A very simple bijection between reals and naturals

Let the set of natural numbers be denoted by N. Let the set of real numbers between 0 and 1 be denoted by R_01. Let f be a function that maps each natural number n to a real number between 0 and 1, where f(n) is obtained by reversing the digits of n and removing any trailing zeroes. If f(n) has a repeating decimal of the form 0.999..., then increment the digit in the next highest place by 1 and remove the repeating nines. Formally, we can define f as follows:

f: N → R_01

f(n) = 0 if n = 0

f(n) = 0.a1a2a3...an-1an if n > 0, where:

• a1 is the last non-zero digit of n
• a2 is the second-to-last non-zero digit of n
• and so on, until an is the first digit of n.

If f(n) has a repeating decimal of the form 0.999..., then we replace the repeating nines with (a+1) where a is the digit in the next highest place, and remove any trailing zeroes.

To show that f is a bijection between N and R_01, we need to show that it is both injective and surjective.
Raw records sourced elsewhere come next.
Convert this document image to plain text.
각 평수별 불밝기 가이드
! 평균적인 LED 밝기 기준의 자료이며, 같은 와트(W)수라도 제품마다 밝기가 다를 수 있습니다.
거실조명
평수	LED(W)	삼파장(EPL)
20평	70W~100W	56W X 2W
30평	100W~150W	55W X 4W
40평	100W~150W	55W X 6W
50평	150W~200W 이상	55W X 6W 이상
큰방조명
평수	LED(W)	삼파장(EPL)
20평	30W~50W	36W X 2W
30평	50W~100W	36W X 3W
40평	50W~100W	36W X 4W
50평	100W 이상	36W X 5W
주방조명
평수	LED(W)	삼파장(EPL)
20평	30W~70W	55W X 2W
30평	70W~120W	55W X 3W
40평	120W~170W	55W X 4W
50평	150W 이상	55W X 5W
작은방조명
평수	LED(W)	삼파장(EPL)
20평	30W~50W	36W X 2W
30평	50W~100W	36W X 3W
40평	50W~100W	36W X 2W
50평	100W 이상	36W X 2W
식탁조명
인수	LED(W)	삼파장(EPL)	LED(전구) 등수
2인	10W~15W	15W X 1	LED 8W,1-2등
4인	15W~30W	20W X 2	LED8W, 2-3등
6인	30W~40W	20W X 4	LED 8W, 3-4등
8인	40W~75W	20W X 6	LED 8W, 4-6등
To show that f is injective, we need to show that if f(m) = f(n) for two natural numbers m and n, then m = n. Suppose f(m) = f(n), where m and n are natural numbers. Then f(m) and f(n) have the same decimal expansion, and so their digits are the same in the same places. This means that m and n have the same digits in the same places when reversed, and so m = n. Therefore, f is injective.

To show that f is surjective, we need to show that for every real number r in R_01, there exists a natural number n such that f(n) = r. Suppose r is a real number in R_01. We can construct a natural number n by taking the decimal expansion of r, reversing it, and adding trailing zeroes if necessary. If the decimal expansion of r ends in repeating nines, we can adjust the digits as described above. Then we have f(n) = r, and so f is surjective.

Therefore, f is a bijection between N and R_01.